21. Duplicate Content
Google defines duplicate content as substantial blocks of content that appear across or within domains that are significantly similar to or completely match other content.
This is not always considered deceptive or malicious and doesn’t always result in lower search engine rankings.
When content is obviously deliberately duplicated to manipulate rankings and increase traffic, your site will get penalized. It can mean your content competes for the same queries, and when Google thinks a query should have more diversity it may penalize one of those pages.
Your rankings will suffer and, in the worst-case scenario, your site can be removed entirely from Google’s index. It will no longer be found in search.

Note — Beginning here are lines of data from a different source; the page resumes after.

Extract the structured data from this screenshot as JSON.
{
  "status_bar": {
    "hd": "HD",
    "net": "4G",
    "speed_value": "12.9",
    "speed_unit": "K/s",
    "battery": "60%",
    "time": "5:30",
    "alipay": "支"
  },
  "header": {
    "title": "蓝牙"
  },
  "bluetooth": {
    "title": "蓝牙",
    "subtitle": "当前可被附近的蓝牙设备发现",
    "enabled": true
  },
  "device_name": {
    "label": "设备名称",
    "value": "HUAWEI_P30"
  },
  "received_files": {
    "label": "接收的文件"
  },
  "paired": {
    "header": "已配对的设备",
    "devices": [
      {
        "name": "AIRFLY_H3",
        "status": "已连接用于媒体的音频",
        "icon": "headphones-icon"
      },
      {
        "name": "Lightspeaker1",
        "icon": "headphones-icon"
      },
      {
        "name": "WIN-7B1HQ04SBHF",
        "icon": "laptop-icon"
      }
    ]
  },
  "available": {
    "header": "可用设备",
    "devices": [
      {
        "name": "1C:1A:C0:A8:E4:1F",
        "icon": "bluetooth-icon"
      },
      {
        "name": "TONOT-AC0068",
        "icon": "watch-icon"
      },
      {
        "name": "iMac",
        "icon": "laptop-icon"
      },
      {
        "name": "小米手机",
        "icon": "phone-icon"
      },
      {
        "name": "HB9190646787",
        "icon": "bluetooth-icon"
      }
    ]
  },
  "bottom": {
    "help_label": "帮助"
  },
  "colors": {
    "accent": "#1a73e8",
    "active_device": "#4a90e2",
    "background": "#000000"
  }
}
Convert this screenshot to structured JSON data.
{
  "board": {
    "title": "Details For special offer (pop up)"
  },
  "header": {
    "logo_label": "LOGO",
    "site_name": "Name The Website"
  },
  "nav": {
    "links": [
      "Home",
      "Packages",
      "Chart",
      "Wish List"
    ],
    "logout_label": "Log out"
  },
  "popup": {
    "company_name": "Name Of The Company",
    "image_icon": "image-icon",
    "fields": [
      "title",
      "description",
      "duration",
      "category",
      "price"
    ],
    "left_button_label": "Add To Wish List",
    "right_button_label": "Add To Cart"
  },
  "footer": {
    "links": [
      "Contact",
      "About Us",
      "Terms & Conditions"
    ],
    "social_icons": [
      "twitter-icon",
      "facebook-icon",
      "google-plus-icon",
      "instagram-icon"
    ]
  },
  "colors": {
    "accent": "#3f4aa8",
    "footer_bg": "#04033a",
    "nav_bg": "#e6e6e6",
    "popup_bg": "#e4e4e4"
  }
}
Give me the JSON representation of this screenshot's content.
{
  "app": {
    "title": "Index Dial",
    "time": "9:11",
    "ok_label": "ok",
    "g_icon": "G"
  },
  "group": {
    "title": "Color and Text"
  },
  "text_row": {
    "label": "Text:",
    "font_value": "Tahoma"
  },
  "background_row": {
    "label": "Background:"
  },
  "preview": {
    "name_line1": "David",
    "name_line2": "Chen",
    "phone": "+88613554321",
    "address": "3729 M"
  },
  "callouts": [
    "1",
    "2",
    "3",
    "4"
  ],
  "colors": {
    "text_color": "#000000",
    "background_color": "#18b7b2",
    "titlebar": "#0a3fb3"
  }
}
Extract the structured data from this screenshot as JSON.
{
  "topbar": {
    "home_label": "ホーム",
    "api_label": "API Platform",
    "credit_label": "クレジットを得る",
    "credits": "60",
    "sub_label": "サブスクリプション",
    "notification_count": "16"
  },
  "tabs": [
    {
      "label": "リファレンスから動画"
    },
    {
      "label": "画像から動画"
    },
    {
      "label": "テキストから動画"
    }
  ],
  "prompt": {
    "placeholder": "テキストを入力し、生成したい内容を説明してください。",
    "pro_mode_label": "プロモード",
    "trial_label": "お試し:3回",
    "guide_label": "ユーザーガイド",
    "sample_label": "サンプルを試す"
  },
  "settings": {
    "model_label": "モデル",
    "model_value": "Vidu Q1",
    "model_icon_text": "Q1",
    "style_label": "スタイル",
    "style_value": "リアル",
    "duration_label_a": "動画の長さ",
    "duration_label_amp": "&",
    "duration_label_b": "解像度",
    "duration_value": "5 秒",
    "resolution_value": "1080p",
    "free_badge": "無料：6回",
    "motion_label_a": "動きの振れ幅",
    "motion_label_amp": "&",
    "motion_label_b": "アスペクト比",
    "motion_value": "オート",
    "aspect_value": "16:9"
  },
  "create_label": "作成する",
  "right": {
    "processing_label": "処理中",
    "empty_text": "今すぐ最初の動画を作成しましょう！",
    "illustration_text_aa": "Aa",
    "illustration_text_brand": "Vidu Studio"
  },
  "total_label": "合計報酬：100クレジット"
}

22. You’re Using Old Clickbait Techniques
Some ways to get users onto your site – like lists – still work, but users can get sick of this kind of technique and avoid clicking on your links.
Do your titles accurately describe what’s on the page?
Are you avoiding gimmicks like “you won’t guess what happens next”?
Do your meta descriptions hook people, or drive them away?
Try A/B testing meta descriptions and titles to see if there are fixes that can attract more people.
Protect Your Valuable Search Ranking & Traffic
There are no shortcuts to increase your website traffic.
If you want to get more search engine visibility you have to put in a lot of time and effort.
Don’t try to take a shortcut through sketchy strategies, or you could suffer the negative consequences of poor search ranking and lost traffic.